SCOTUS just issued an emergency writ of injunction against NY state's COVID eviction law
"If a tenant self-certifies financial hardship, Part A of CEEFPA generally precludes a landlord from contesting that certification and denies the landlord a hearing. This scheme violates the Court’s longstanding teaching that ordinarily “no man can be a judge in his own case” consistent with the Due Process Clause."
To give you an idea of how unusual it is for SCOTUS to issue an emergency writ of injunction, I believe the last one was six years ago. In fact they can only be issued if “the legal rights at issue [we]re indisputably clear and, even then, sparingly and only in the most critical and exigent circumstances.” South Bay United Pentecostal Church v. Newsom, 590 U. S. ___, ___ (2020) (ROBERTS, C. J., concurring)".
The issues raised in the writ where:
(1) Whether New York’s eviction moratorium law, which continues to block property owners from pursuing eviction proceedings or otherwise challenging their tenants’ bald claims of COVID-19 “hardship,” and compels them to serve as the government’s mouthpieces in transmitting government-drafted messages, declaration forms, and lists of recommended legal service providers to their tenants, deprives these property owners of their due process rights and violates their First Amendment rights against compelled speech; and (2) whether the courts below erred in concluding that Jacobson v.
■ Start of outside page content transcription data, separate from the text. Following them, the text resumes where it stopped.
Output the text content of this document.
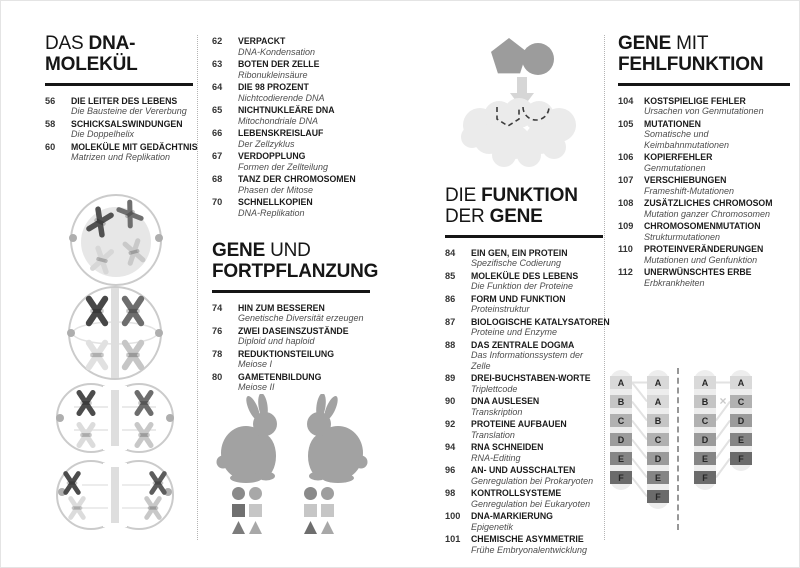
DAS DNA-MOLEKÜL
56	DIE LEITER DES LEBENS
Die Bausteine der Vererbung
58	SCHICKSALSWINDUNGEN
Die Doppelhelix
60	MOLEKÜLE MIT GEDÄCHTNIS
Matrizen und Replikation
62	VERPACKT
DNA-Kondensation
63	BOTEN DER ZELLE
Ribonukleinsäure
64	DIE 98 PROZENT
Nichtcodierende DNA
65	NICHTNUKLEÄRE DNA
Mitochondriale DNA
66	LEBENSKREISLAUF
Der Zellzyklus
67	VERDOPPLUNG
Formen der Zellteilung
68	TANZ DER CHROMOSOMEN
Phasen der Mitose
70	SCHNELLKOPIEN
DNA-Replikation
GENE UND FORTPFLANZUNG
74	HIN ZUM BESSEREN
Genetische Diversität erzeugen
76	ZWEI DASEINSZUSTÄNDE
Diploid und haploid
78	REDUKTIONSTEILUNG
Meiose I
80	GAMETENBILDUNG
Meiose II
DIE FUNKTION DER GENE
84	EIN GEN, EIN PROTEIN
Spezifische Codierung
85	MOLEKÜLE DES LEBENS
Die Funktion der Proteine
86	FORM UND FUNKTION
Proteinstruktur
87	BIOLOGISCHE KATALYSATOREN
Proteine und Enzyme
88	DAS ZENTRALE DOGMA
Das Informationssystem der Zelle
89	DREI-BUCHSTABEN-WORTE
Triplettcode
90	DNA AUSLESEN
Transkription
92	PROTEINE AUFBAUEN
Translation
94	RNA SCHNEIDEN
RNA-Editing
96	AN- UND AUSSCHALTEN
Genregulation bei Prokaryoten
98	KONTROLLSYSTEME
Genregulation bei Eukaryoten
100	DNA-MARKIERUNG
Epigenetik
101	CHEMISCHE ASYMMETRIE
Frühe Embryonalentwicklung
GENE MIT FEHLFUNKTION
104	KOSTSPIELIGE FEHLER
Ursachen von Genmutationen
105	MUTATIONEN
Somatische und Keimbahnmutationen
106	KOPIERFEHLER
Genmutationen
107	VERSCHIEBUNGEN
Frameshift-Mutationen
108	ZUSÄTZLICHES CHROMOSOM
Mutation ganzer Chromosomen
109	CHROMOSOMENMUTATION
Strukturmutationen
110	PROTEINVERÄNDERUNGEN
Mutationen und Genfunktion
112	UNERWÜNSCHTES ERBE
Erbkrankheiten
A
B
C
D
E
F
A
A
B
C
D
E
F
A
B
C
D
E
F
A
C
D
E
F
×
Massachusetts requires the application of deferential, rational basis review in evaluating constitutional challenges to government action taken in response to a public health emergency, particularly where, as here, New York has declared its “state of emergency” to be over.
What impact this will have on the current lawsuits in both state and federal court challenging Seattle's and Washington's eviction moratoria remains to be seen but it is clear that a majority of the US Supreme Court have grave doubts about the legality of the continually extended bans.